Uma história ilustra bem esse argumento. Certa vez, em minhas andanças pelo país defendendo a educação, encontrei um empresário que me disse: “Comecei a trabalhar com 12 anos, não tive grande escolaridade e fiquei rico. Tenho alguns amigos empresários nesta mesma situação. Por que então essa insistência em defender que os jovens só estudem e não trabalhem?” Respondi usando a ciência, minha única ferramenta: “O senhor e seus amigos são a exceção da exceção. A regra é que quem teve de trabalhar muito cedo parou de estudar e não teve ascensão social. Esse modelo educacional perverso produziu muita desigualdade e explica em boa medida porque não somos desenvolvidos como os EUA ou a Europa”. Por sorte, ele me ouviu e passou a investir em escolas públicas.

Existe uma outra parcela da elite que, felizmente, está cada vez mais engajada em defender a educação, mas que praticamente ignora a necessidade de investimento em larga escala em ciência e tecnologia, campo que nunca teve uma “reforma” para chamar de sua. O mercado financeiro não aumentará sua desconfiança em relação ao presidente Bolsonaro por conta do corte de quase todo o orçamento do CNPq. Há uma crença em setores esclarecidos do capitalismo brasileiro, que vem da década de 1990, segundo a qual o livre acesso a bens e saberes produzidos globalmente já seriam suficientes para alimentar o bom desempenho da economia. Trata-se de uma grande ilusão, ou pior, uma armadilha. Não é preciso ser um nacionalista obtuso para entender que o aumento da pesquisa científica traz muito mais oportunidades de desenvolvimento, inclusive como chamariz para investimentos estrangeiros. Basta olhar para o que fazem os países que mais estão se desenvolvendo no mundo.

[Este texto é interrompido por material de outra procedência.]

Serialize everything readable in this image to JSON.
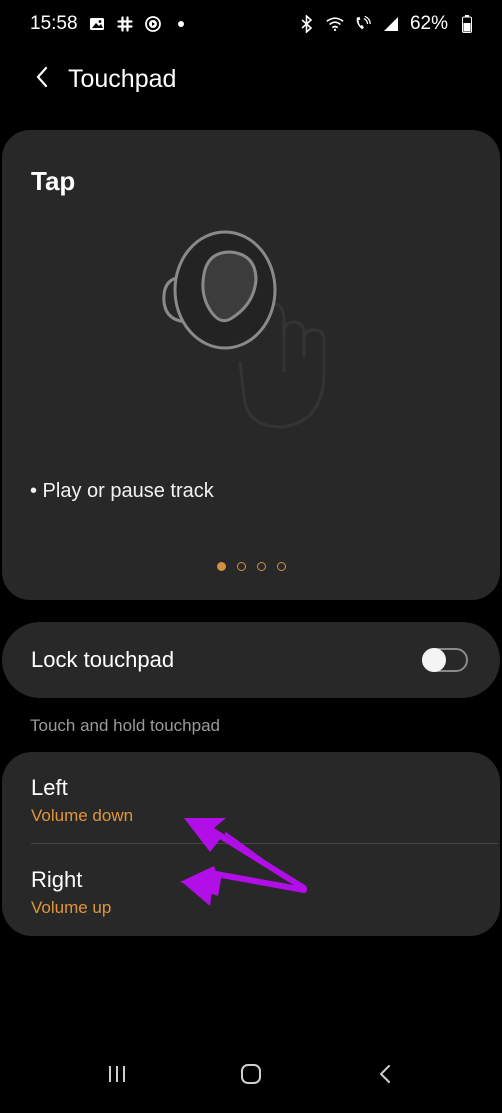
{
  "status_bar": {
    "time": "15:58",
    "battery": "62%",
    "left_icons": [
      "gallery-icon",
      "slack-icon",
      "media-icon",
      "notification-dot-icon"
    ],
    "right_icons": [
      "bluetooth-icon",
      "wifi-icon",
      "call-signal-icon",
      "signal-icon",
      "battery-icon"
    ]
  },
  "app_bar": {
    "title": "Touchpad",
    "back_icon": "back-chevron-icon"
  },
  "tap_card": {
    "title": "Tap",
    "illustration": "earbud-icon",
    "description": "• Play or pause track",
    "pager": {
      "count": 4,
      "active_index": 0
    }
  },
  "lock_touchpad": {
    "label": "Lock touchpad",
    "enabled": false
  },
  "section_header": "Touch and hold touchpad",
  "touch_and_hold": [
    {
      "title": "Left",
      "value": "Volume down"
    },
    {
      "title": "Right",
      "value": "Volume up"
    }
  ],
  "annotations": {
    "arrow_color": "#b10ee8"
  },
  "colors": {
    "accent": "#e0953a",
    "card_bg": "#282828",
    "background": "#000000"
  },
  "nav_bar": {
    "buttons": [
      "recent-apps-icon",
      "home-icon",
      "back-icon"
    ]
  }
}
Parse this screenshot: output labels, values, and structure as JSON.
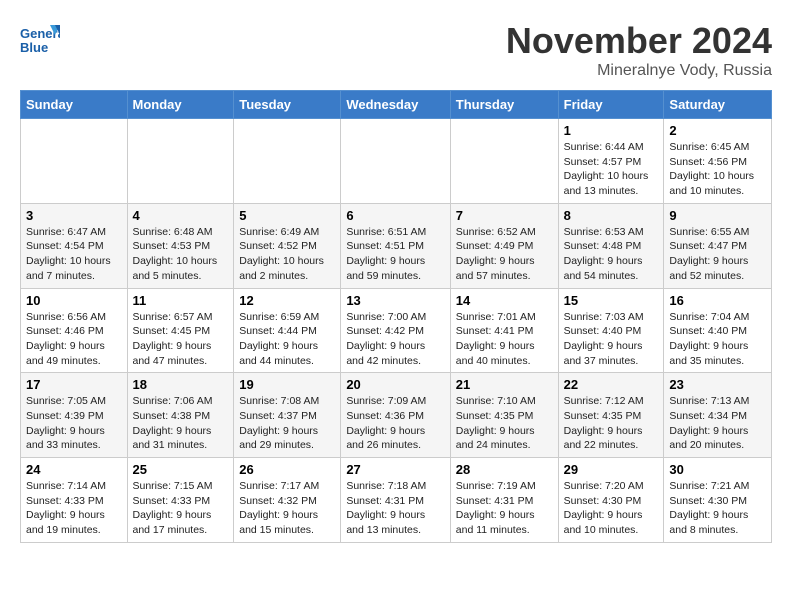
{
  "header": {
    "logo_text_general": "General",
    "logo_text_blue": "Blue",
    "month_title": "November 2024",
    "location": "Mineralnye Vody, Russia"
  },
  "days_of_week": [
    "Sunday",
    "Monday",
    "Tuesday",
    "Wednesday",
    "Thursday",
    "Friday",
    "Saturday"
  ],
  "weeks": [
    [
      {
        "day": "",
        "info": ""
      },
      {
        "day": "",
        "info": ""
      },
      {
        "day": "",
        "info": ""
      },
      {
        "day": "",
        "info": ""
      },
      {
        "day": "",
        "info": ""
      },
      {
        "day": "1",
        "info": "Sunrise: 6:44 AM\nSunset: 4:57 PM\nDaylight: 10 hours and 13 minutes."
      },
      {
        "day": "2",
        "info": "Sunrise: 6:45 AM\nSunset: 4:56 PM\nDaylight: 10 hours and 10 minutes."
      }
    ],
    [
      {
        "day": "3",
        "info": "Sunrise: 6:47 AM\nSunset: 4:54 PM\nDaylight: 10 hours and 7 minutes."
      },
      {
        "day": "4",
        "info": "Sunrise: 6:48 AM\nSunset: 4:53 PM\nDaylight: 10 hours and 5 minutes."
      },
      {
        "day": "5",
        "info": "Sunrise: 6:49 AM\nSunset: 4:52 PM\nDaylight: 10 hours and 2 minutes."
      },
      {
        "day": "6",
        "info": "Sunrise: 6:51 AM\nSunset: 4:51 PM\nDaylight: 9 hours and 59 minutes."
      },
      {
        "day": "7",
        "info": "Sunrise: 6:52 AM\nSunset: 4:49 PM\nDaylight: 9 hours and 57 minutes."
      },
      {
        "day": "8",
        "info": "Sunrise: 6:53 AM\nSunset: 4:48 PM\nDaylight: 9 hours and 54 minutes."
      },
      {
        "day": "9",
        "info": "Sunrise: 6:55 AM\nSunset: 4:47 PM\nDaylight: 9 hours and 52 minutes."
      }
    ],
    [
      {
        "day": "10",
        "info": "Sunrise: 6:56 AM\nSunset: 4:46 PM\nDaylight: 9 hours and 49 minutes."
      },
      {
        "day": "11",
        "info": "Sunrise: 6:57 AM\nSunset: 4:45 PM\nDaylight: 9 hours and 47 minutes."
      },
      {
        "day": "12",
        "info": "Sunrise: 6:59 AM\nSunset: 4:44 PM\nDaylight: 9 hours and 44 minutes."
      },
      {
        "day": "13",
        "info": "Sunrise: 7:00 AM\nSunset: 4:42 PM\nDaylight: 9 hours and 42 minutes."
      },
      {
        "day": "14",
        "info": "Sunrise: 7:01 AM\nSunset: 4:41 PM\nDaylight: 9 hours and 40 minutes."
      },
      {
        "day": "15",
        "info": "Sunrise: 7:03 AM\nSunset: 4:40 PM\nDaylight: 9 hours and 37 minutes."
      },
      {
        "day": "16",
        "info": "Sunrise: 7:04 AM\nSunset: 4:40 PM\nDaylight: 9 hours and 35 minutes."
      }
    ],
    [
      {
        "day": "17",
        "info": "Sunrise: 7:05 AM\nSunset: 4:39 PM\nDaylight: 9 hours and 33 minutes."
      },
      {
        "day": "18",
        "info": "Sunrise: 7:06 AM\nSunset: 4:38 PM\nDaylight: 9 hours and 31 minutes."
      },
      {
        "day": "19",
        "info": "Sunrise: 7:08 AM\nSunset: 4:37 PM\nDaylight: 9 hours and 29 minutes."
      },
      {
        "day": "20",
        "info": "Sunrise: 7:09 AM\nSunset: 4:36 PM\nDaylight: 9 hours and 26 minutes."
      },
      {
        "day": "21",
        "info": "Sunrise: 7:10 AM\nSunset: 4:35 PM\nDaylight: 9 hours and 24 minutes."
      },
      {
        "day": "22",
        "info": "Sunrise: 7:12 AM\nSunset: 4:35 PM\nDaylight: 9 hours and 22 minutes."
      },
      {
        "day": "23",
        "info": "Sunrise: 7:13 AM\nSunset: 4:34 PM\nDaylight: 9 hours and 20 minutes."
      }
    ],
    [
      {
        "day": "24",
        "info": "Sunrise: 7:14 AM\nSunset: 4:33 PM\nDaylight: 9 hours and 19 minutes."
      },
      {
        "day": "25",
        "info": "Sunrise: 7:15 AM\nSunset: 4:33 PM\nDaylight: 9 hours and 17 minutes."
      },
      {
        "day": "26",
        "info": "Sunrise: 7:17 AM\nSunset: 4:32 PM\nDaylight: 9 hours and 15 minutes."
      },
      {
        "day": "27",
        "info": "Sunrise: 7:18 AM\nSunset: 4:31 PM\nDaylight: 9 hours and 13 minutes."
      },
      {
        "day": "28",
        "info": "Sunrise: 7:19 AM\nSunset: 4:31 PM\nDaylight: 9 hours and 11 minutes."
      },
      {
        "day": "29",
        "info": "Sunrise: 7:20 AM\nSunset: 4:30 PM\nDaylight: 9 hours and 10 minutes."
      },
      {
        "day": "30",
        "info": "Sunrise: 7:21 AM\nSunset: 4:30 PM\nDaylight: 9 hours and 8 minutes."
      }
    ]
  ]
}
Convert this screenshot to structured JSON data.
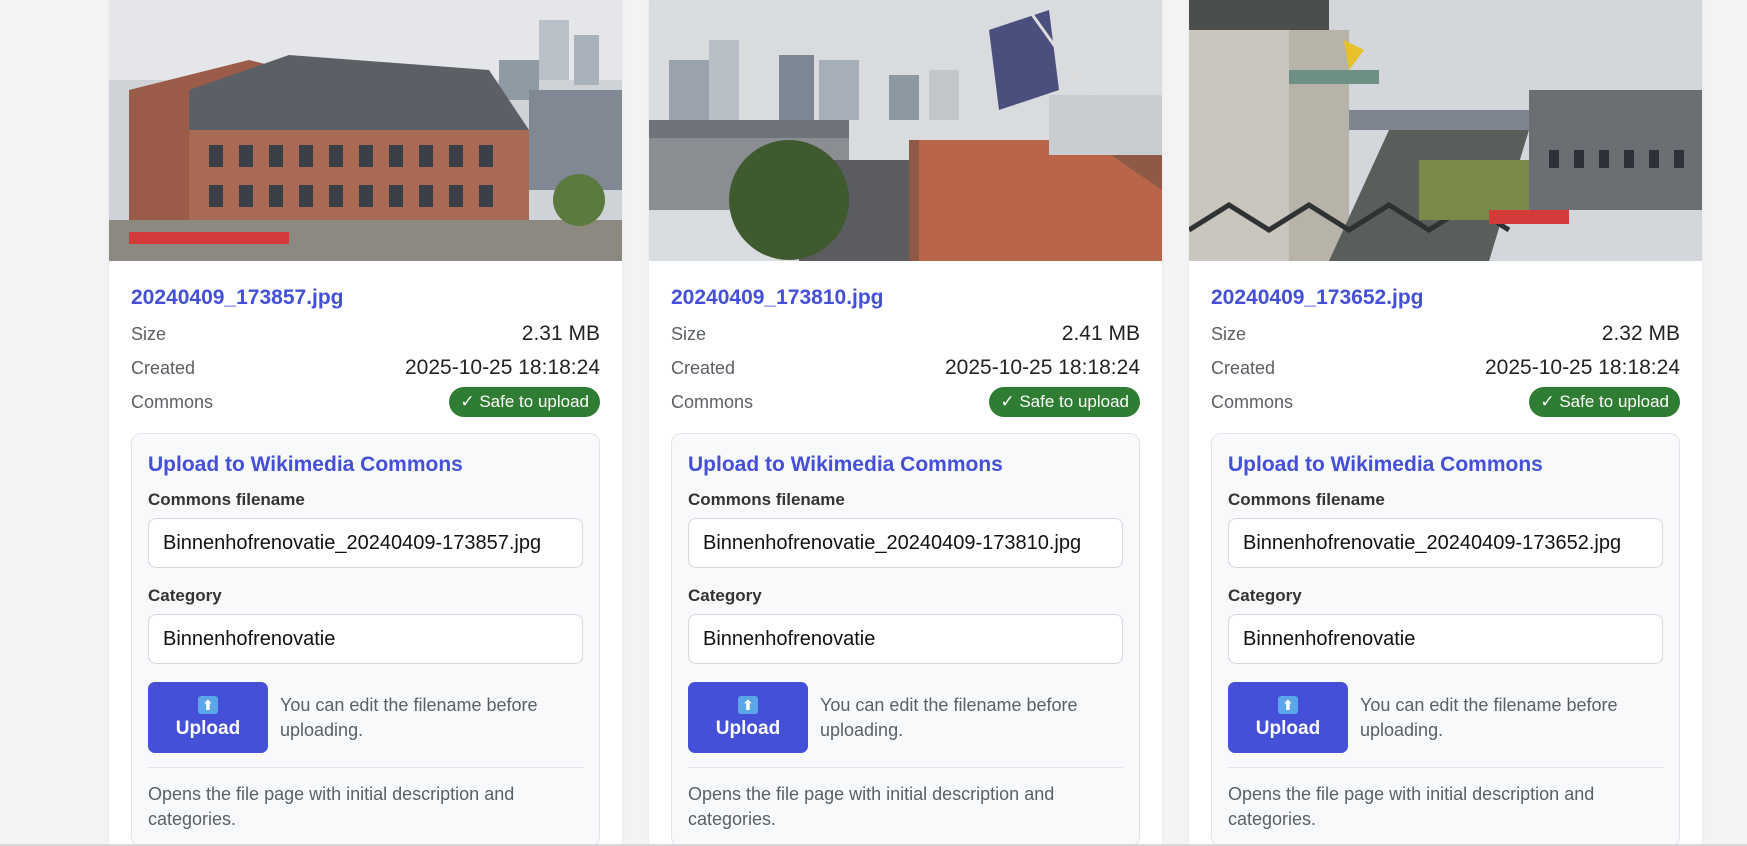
{
  "cards": [
    {
      "filename": "20240409_173857.jpg",
      "size_label": "Size",
      "size_value": "2.31 MB",
      "created_label": "Created",
      "created_value": "2025-10-25 18:18:24",
      "commons_label": "Commons",
      "commons_badge": "✓ Safe to upload",
      "upload_title": "Upload to Wikimedia Commons",
      "filename_label": "Commons filename",
      "filename_value": "Binnenhofrenovatie_20240409-173857.jpg",
      "category_label": "Category",
      "category_value": "Binnenhofrenovatie",
      "upload_icon": "⬆",
      "upload_button": "Upload",
      "hint": "You can edit the filename before uploading.",
      "footnote": "Opens the file page with initial description and categories."
    },
    {
      "filename": "20240409_173810.jpg",
      "size_label": "Size",
      "size_value": "2.41 MB",
      "created_label": "Created",
      "created_value": "2025-10-25 18:18:24",
      "commons_label": "Commons",
      "commons_badge": "✓ Safe to upload",
      "upload_title": "Upload to Wikimedia Commons",
      "filename_label": "Commons filename",
      "filename_value": "Binnenhofrenovatie_20240409-173810.jpg",
      "category_label": "Category",
      "category_value": "Binnenhofrenovatie",
      "upload_icon": "⬆",
      "upload_button": "Upload",
      "hint": "You can edit the filename before uploading.",
      "footnote": "Opens the file page with initial description and categories."
    },
    {
      "filename": "20240409_173652.jpg",
      "size_label": "Size",
      "size_value": "2.32 MB",
      "created_label": "Created",
      "created_value": "2025-10-25 18:18:24",
      "commons_label": "Commons",
      "commons_badge": "✓ Safe to upload",
      "upload_title": "Upload to Wikimedia Commons",
      "filename_label": "Commons filename",
      "filename_value": "Binnenhofrenovatie_20240409-173652.jpg",
      "category_label": "Category",
      "category_value": "Binnenhofrenovatie",
      "upload_icon": "⬆",
      "upload_button": "Upload",
      "hint": "You can edit the filename before uploading.",
      "footnote": "Opens the file page with initial description and categories."
    }
  ],
  "colors": {
    "accent": "#4450d8",
    "safe_badge": "#2e7d32",
    "background": "#f3f3f4"
  }
}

Entre os mais pobres e os remediados, não há ainda uma consciência de que é preciso se mobilizar pela educação e pela ciência para mudar o mapa da desigualdade do país. Mesmo com as enormes transformações em termos de aumento dos níveis de escolaridade da população brasileira nos últimos 30 anos, existe ainda uma enorme assimetria em relação à possibilidade de lutar pelo conhecimento como instrumento de mudança social. O fato é que, no andar de baixo, muitos precisam gastar a maior parte de sua vida para simplesmente sobreviver e outros foram encantados pelas promessas do neopentecostalismo populista que se agigantou nas periferias do país, que os leva a acreditar mais em mitos do que no saber científico. Mas quem salvou os pobres da covid-19 foram as vacinas, e não o negacionismo.

O Brasil só dará certo no século XXI se tornar a busca pelo conhecimento uma obsessão, investindo mais na educação e ciência. Esse processo poderia começar lembrando mais do Dia do Professor, base de todas as profissões. Só teremos uma nação forte quando docentes e seus alunos que se transformam em cientistas sejam prioridade equivalente às reformas que tanto embalam o debate das elites políticas e econômicas do país.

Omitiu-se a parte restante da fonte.